I’ve been fortunate enough to know Meaghan for six years. She is one of the most positive people I’ve ever met which also comes across in her writing. Meaghan is a RMT, massage therapy college instructor and personal trainer in Victoria BC. She graduated from the West Coast College of Massage Therapy in 2010 and has been working as a RMT since. She focuses her practice on injury rehabilitation, stress relief, chronic pain and cervical spine dysfunction. Meaghan also has a significant amount of experience in women’s health, especially pre and post natal treatments. She loves being a positive part of her client’s day. Meaghan is passionate about the fitness industry and therapeutic exercise. She has been involved in the fitness industry for almost ten years and has taught everything from indoor cycling to bootcamp and has trained beginners to athletes. As a college instructor, Meaghan teaches massage therapy students courses in pathology, therapeutic exercise, research and nutrition. She loves being a part of the RMT students education and has learned a lot from each student she is lucky enough to meet. You can check out her blog at www.meaghanmounce.wordpress.com

7. Dr. Erson Religioso III

When I started reaching out to coaches, I was really nervous about reaching out to this guy. As you read his bio below you might understand why. I was happy to find a very kind and welcoming man that is only too happy to share. Erson graduated form D-Youville College in 1998 with a dual Bachelor’s of Science and Master’s of Science and Physical Therapy. His interests in Orthopaedics and Manual Therapy lead him to pursue a Doctor of Physical Therapy degree from the University of St. Augustine. Studying under Stanley Paris, Ph.D, PT, internationally known for his manual skills and knowledge of the spine as well as his distinguished faculty, Dr. Religioso earned his DPT and Manual Therapy Certification in 2000. He later became credentialed in Mechanical Diagnosis and Treatment of the Spine in 2000, and in 2008 became one of four mentors in the country who can train orthopaedic manual therapy to MDT Diplomats, of which there are only several hundred in the world.

Thanks to extensive training and certification from Dr. Mariano Rocabado, PT, of Chile, one of the world’s foremost experts in treatment of TMJ dysfunction, Dr. Religioso became certified in evaluation and treatment of oromaxillary, craniofacial and temporomandibular pain in 2005. Later in 2005, he obtained Fellow status in the American Academy of Orthopaedic Manual Physical Therapists and serves as a mentor for future Fellows through Daemen College’s Fellowship in OMPT program. He recently became certified in FMS level 1 in December 2011 and expects certification in level 1 of the Selective Functional Movement Assessment soon.
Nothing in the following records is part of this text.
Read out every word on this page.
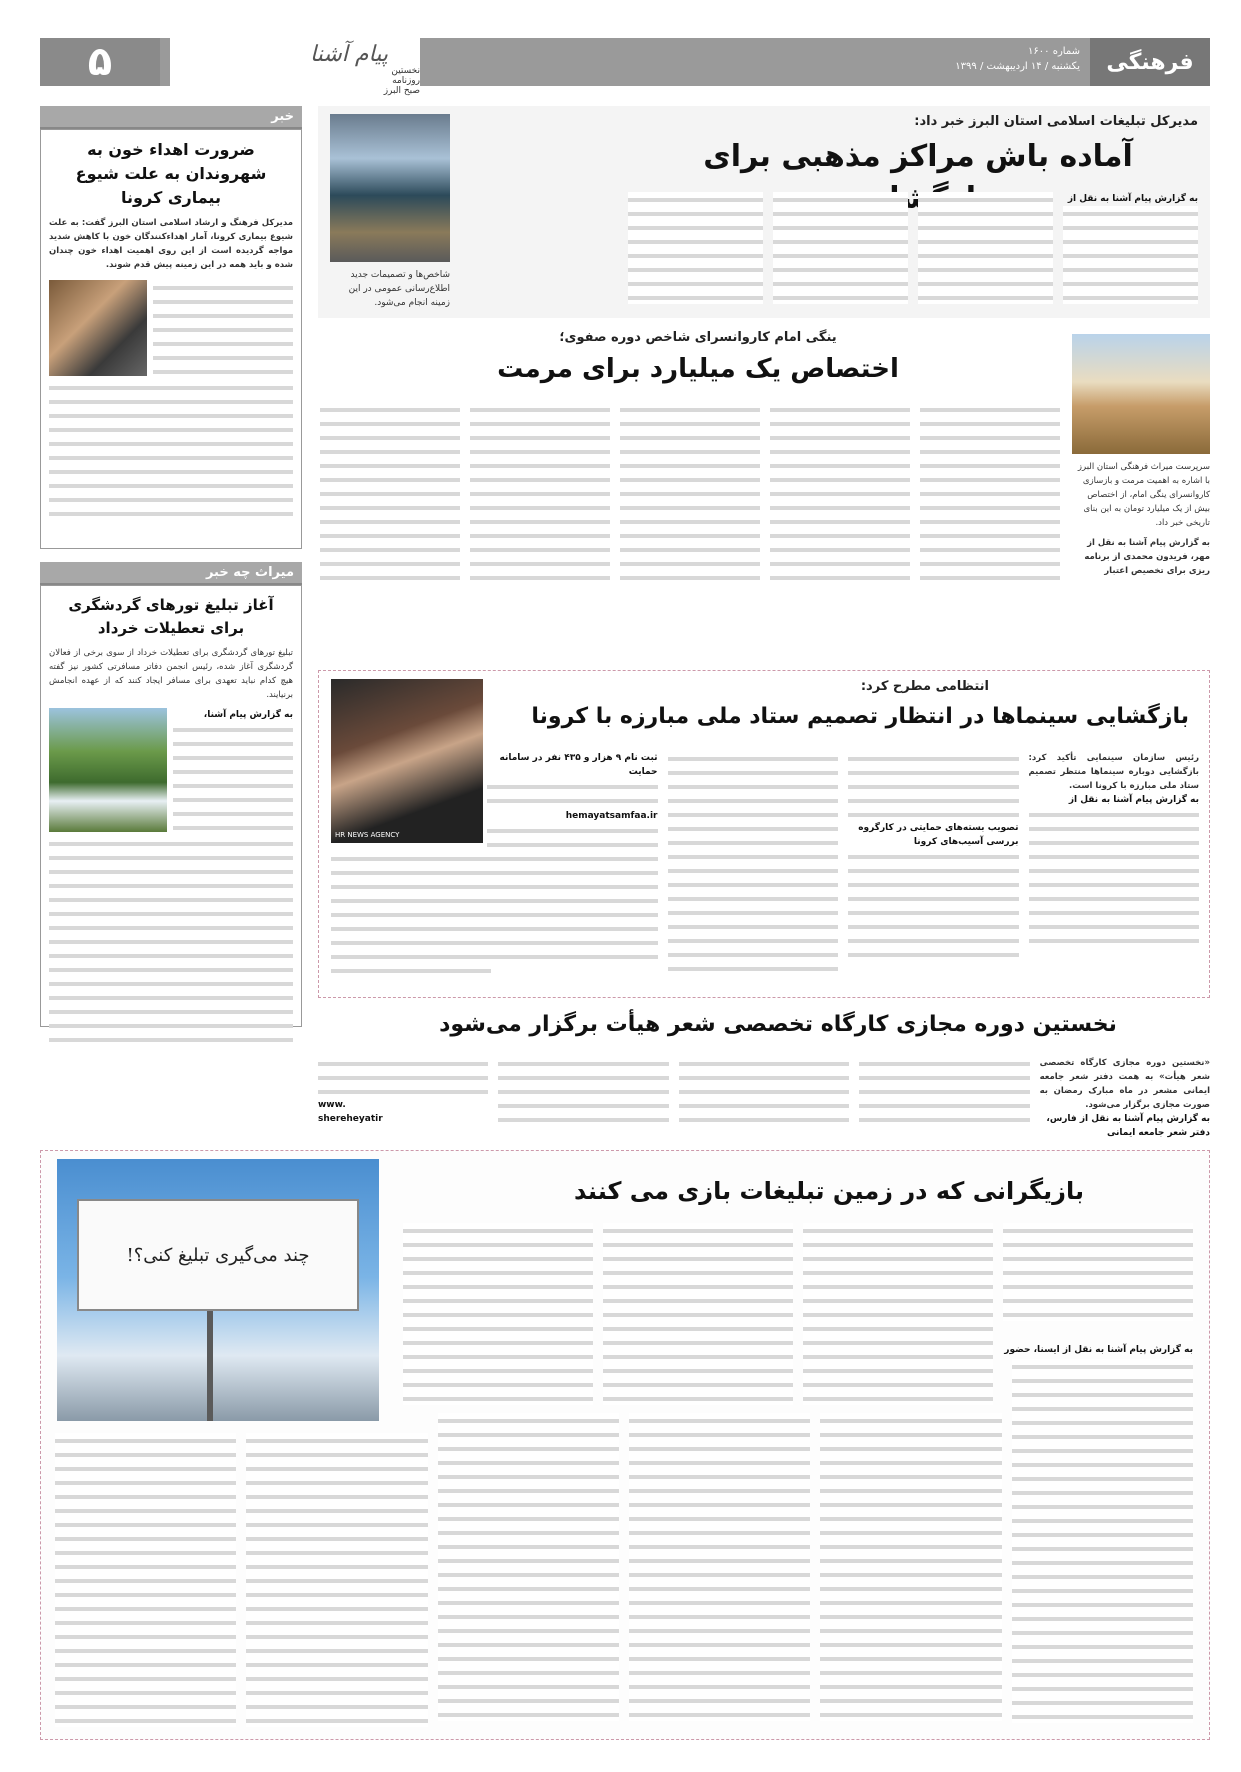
۵	پیام آشنا
نخستین روزنامه صبح البرز
شماره ۱۶۰۰
یکشنبه / ۱۴ اردیبهشت / ۱۳۹۹	فرهنگی
خبر
ضرورت اهداء خون به شهروندان به علت شیوع بیماری کرونا
مدیرکل فرهنگ و ارشاد اسلامی استان البرز گفت: به علت شیوع بیماری کرونا، آمار اهداءکنندگان خون با کاهش شدید مواجه گردیده است از این روی اهمیت اهداء خون چندان شده و باید همه در این زمینه پیش قدم شوند.
میراث چه خبر
آغاز تبلیغ تورهای گردشگری برای تعطیلات خرداد
تبلیغ تورهای گردشگری برای تعطیلات خرداد از سوی برخی از فعالان گردشگری آغاز شده، رئیس انجمن دفاتر مسافرتی کشور نیز گفته هیچ کدام نباید تعهدی برای مسافر ایجاد کنند که از عهده انجامش برنیایند.
به گزارش پیام آشنا،
مدیرکل تبلیغات اسلامی استان البرز خبر داد:
آماده باش مراکز مذهبی برای
به گزارش پیام آشنا به نقل از
شاخص‌ها و تصمیمات جدید اطلاع‌رسانی عمومی در این زمینه انجام می‌شود.
ینگی امام کاروانسرای شاخص دوره صفوی؛
اختصاص یک میلیارد برای مرمت
سرپرست میراث فرهنگی استان البرز با اشاره به اهمیت مرمت و بازسازی کاروانسرای ینگی امام، از اختصاص بیش از یک میلیارد تومان به این بنای تاریخی خبر داد.
به گزارش پیام آشنا به نقل از مهر، فریدون محمدی از برنامه ریزی برای تخصیص اعتبار
انتظامی مطرح کرد:
بازگشایی سینماها در انتظار تصمیم ستاد ملی مبارزه با کرونا
HR NEWS AGENCY
رئیس سازمان سینمایی تأکید کرد: بازگشایی دوباره سینماها منتظر تصمیم ستاد ملی مبارزه با کرونا است.
به گزارش پیام آشنا به نقل از
تصویب بسته‌های حمایتی در کارگروه بررسی آسیب‌های کرونا
ثبت نام ۹ هزار و ۴۳۵ نفر در سامانه حمایت
hemayatsamfaa.ir
نخستین دوره مجازی کارگاه تخصصی شعر هیأت برگزار می‌شود
«نخستین دوره مجازی کارگاه تخصصی شعر هیأت» به همت دفتر شعر جامعه ایمانی مشعر در ماه مبارک رمضان به صورت مجازی برگزار می‌شود.
به گزارش پیام آشنا به نقل از فارس، دفتر شعر جامعه ایمانی
www.
shereheyatir
بازیگرانی که در زمین تبلیغات بازی می کنند
چند می‌گیری تبلیغ کنی؟!
به گزارش پیام آشنا به نقل از ایسنا، حضور
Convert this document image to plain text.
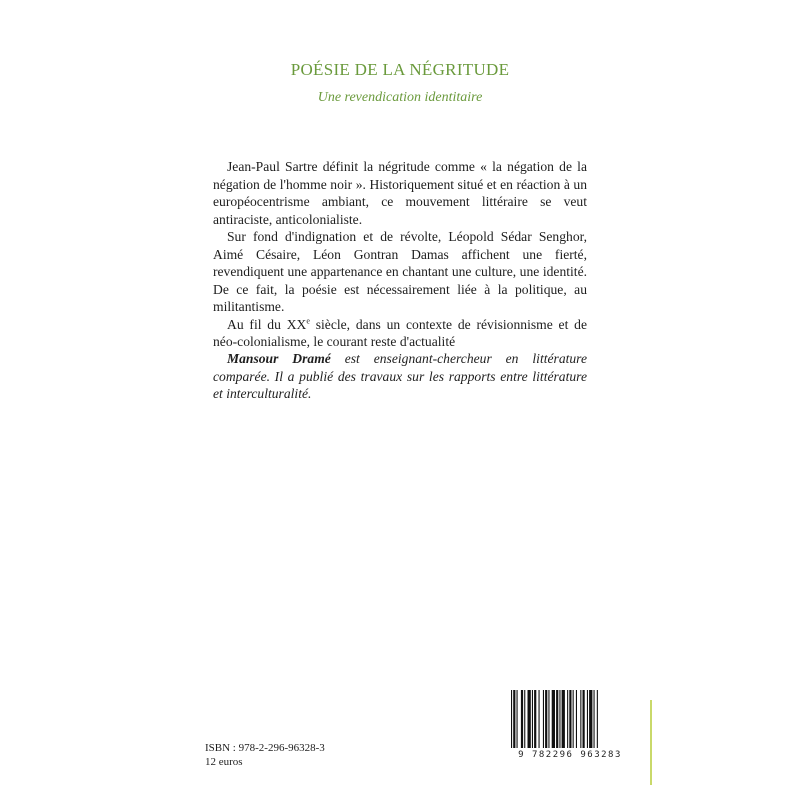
POÉSIE DE LA NÉGRITUDE
Une revendication identitaire

Jean-Paul Sartre définit la négritude comme « la négation de la négation de l'homme noir ». Historiquement situé et en réaction à un européocentrisme ambiant, ce mouvement littéraire se veut antiraciste, anticolonialiste.

Sur fond d'indignation et de révolte, Léopold Sédar Senghor, Aimé Césaire, Léon Gontran Damas affichent une fierté, revendiquent une appartenance en chantant une culture, une identité. De ce fait, la poésie est nécessairement liée à la politique, au militantisme.

Au fil du XXe siècle, dans un contexte de révisionnisme et de néo-colonialisme, le courant reste d'actualité

Mansour Dramé est enseignant-chercheur en littérature comparée. Il a publié des travaux sur les rapports entre littérature et interculturalité.

ISBN : 978-2-296-96328-3
12 euros
9 782296 963283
In January 2013, Dr. Religioso became an official FMT level 2 certified Rock Doc, a state of the art method on kinesiotaping. In mid to late 2013, Dr. Religioso is purusing courses leading to the completion of the Postural Restoration Institute’s PRC Certification.  You can read more about Dr. Religioso here at the following webistes–www.themanualtherapist.comwww.physioanswers.som, and www.edgemobilitysystem.com

It’s an exciting time to be a massage therapist.

With the constant flow of new research, greater understanding and unlimited information out there, the time is now for us all to network and make a real impact on this profession. The team at theMTDC is looking forward to engaging with you here. Remember, you are a healthcare professional. Proudly walk into your practice tomorrow and perform like it.